鬱竹仰頭望著窗欞,眉尖蹙著一汪冷淡,“我便是這樣了!至於別人有甚麼想頭,那是他們的事,與我無關。”
盛梅愣愣地看著姐姐,嘆道:“你整天呆在家裡,對外面的事不聞不問。你可知道,現在,‘趙鬱竹’這個名字,一天之中不知要給我們提起多少回呢?”
盛梅繼續道:“永王殿下漸受皇上器重,朝中不少大臣轉而投靠於他。可是,他偏和趙貴妃的侄女往來密切;現在,原本與此毫不相干的四皇子殿下又跳了出來。你說說,這樣叫人琢磨不透的事,怎不讓人心生好奇呢!”
鬱竹默不作聲,心頭微微震動。
之臨他――
傳得如此沸沸揚揚的事,身處風口浪尖的他怎會不知道!可是,這些日子來,他竟然隻字不提!
或許,他根本不在意,不在意到根本不屑於說――
鬱竹側臉,輕輕托腮。
薄薄的窗格紙上,漸漸浮出晏之臨的身影。
她闔上眼簾,黑暗中,晏之臨的影子仍在不停晃動。
忽然,她記起了那天在後院釣魚時他的異樣神情――雖然只在光電石火間,卻給自己清晰地捕捉到了。
之臨,你心中有疑問,為甚麼不明明白白告訴我?
東越的冬季,向以陰雨夾雪為主。天氣不算極寒,卻極溼冷。北風橫掃之處,常使人冷得透徹心骨,即使來自北國的人,也往往經受不住。
鬱竹抱恙在身,天氣又寒冷,這大半個冬天,她便一直便深居家中,閉門不出。
晏之臨自那次來探望過她之後,突然變得極其忙碌,再也抽不出空來瞧她。不過,每隔三五天,他便派內侍送些物事來,常是一封寫了三言兩語的書簡,外加一書,或一玩器,或一盆長得青翠嫣紅的花草。
孫嶺海公務繁重,來看她的次數也不多;至於豐樂樓之事,他更是諱莫如深。

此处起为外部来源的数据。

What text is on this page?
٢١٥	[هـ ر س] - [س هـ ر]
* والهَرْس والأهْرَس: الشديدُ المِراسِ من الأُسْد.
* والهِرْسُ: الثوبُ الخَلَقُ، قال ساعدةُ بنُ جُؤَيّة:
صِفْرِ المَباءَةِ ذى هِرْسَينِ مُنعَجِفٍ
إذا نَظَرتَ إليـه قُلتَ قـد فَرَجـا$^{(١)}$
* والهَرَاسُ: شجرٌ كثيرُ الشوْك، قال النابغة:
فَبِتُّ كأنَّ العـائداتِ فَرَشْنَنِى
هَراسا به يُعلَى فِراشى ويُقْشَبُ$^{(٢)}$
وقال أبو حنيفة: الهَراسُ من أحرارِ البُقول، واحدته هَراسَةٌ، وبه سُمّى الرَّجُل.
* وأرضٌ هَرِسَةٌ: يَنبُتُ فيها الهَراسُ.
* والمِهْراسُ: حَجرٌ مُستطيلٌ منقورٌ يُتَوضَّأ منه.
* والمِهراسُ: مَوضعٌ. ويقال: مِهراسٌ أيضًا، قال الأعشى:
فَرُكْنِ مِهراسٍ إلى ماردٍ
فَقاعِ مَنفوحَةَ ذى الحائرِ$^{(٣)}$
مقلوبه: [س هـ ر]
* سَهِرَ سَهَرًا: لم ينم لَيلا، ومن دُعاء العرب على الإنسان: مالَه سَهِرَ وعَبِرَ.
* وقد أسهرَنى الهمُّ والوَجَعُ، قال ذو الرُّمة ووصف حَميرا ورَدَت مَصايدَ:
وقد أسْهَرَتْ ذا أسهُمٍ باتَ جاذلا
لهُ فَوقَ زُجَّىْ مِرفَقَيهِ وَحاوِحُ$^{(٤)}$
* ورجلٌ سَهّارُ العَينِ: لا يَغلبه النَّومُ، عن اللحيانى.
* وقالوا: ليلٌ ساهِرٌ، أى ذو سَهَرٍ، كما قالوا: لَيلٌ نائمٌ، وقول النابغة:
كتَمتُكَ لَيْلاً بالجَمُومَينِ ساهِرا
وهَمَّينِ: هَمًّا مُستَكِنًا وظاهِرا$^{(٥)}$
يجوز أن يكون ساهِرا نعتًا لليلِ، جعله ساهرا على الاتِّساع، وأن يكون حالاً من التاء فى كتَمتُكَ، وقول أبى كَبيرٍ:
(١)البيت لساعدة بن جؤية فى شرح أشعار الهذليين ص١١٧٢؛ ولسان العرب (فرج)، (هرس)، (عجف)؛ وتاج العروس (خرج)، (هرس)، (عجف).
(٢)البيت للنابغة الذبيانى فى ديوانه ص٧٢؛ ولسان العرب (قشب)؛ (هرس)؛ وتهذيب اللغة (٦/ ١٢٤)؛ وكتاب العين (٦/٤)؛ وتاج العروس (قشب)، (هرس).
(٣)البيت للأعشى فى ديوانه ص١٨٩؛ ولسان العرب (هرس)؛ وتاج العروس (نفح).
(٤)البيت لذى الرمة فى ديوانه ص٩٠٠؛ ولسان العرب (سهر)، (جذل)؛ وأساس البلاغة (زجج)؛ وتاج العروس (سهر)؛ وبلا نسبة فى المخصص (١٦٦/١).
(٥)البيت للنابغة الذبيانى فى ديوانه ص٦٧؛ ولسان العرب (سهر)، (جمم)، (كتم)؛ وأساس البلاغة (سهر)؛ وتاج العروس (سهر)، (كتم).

鬱竹再也不指望從他身上得到半點訊息。
總之,除她之外,似乎每個人都很忙;連玉薈盛梅她們,也時常忙得不見首尾。
鬱竹的病卻是一天天好起來。這時,冬天已過了大半,屋外的風不再那麼凜冽了。終於,在一個清晨,睡眼惺鬆的她,聽到了從遠處傳來的“闢辟叭叭”的鞭炮聲。
她披上衣服,下了床,一眼看見白色的窗格紙上,已染上了一縷縷金色的陽光。她走過去,推開窗。
明媚的陽光傾瀉而入。
鬱竹仰起臉,陽光透過搖晃的樹枝,恍如琉璃碎片一般,灑在她臉上。一隻麻雀蹲在光禿禿的樹枝上嘰嘰喳喳,見底下有人注意自己,便“嗡”地一下,飛進了一碧如洗的天空中。
鬱竹忽然生了個念頭。
她坐到書桌旁,鋪紙,研墨,潤筆。
然後,她提起筆,略想了想,在紙上畫了一帶宮牆,又有一隻小鳥掠牆而進。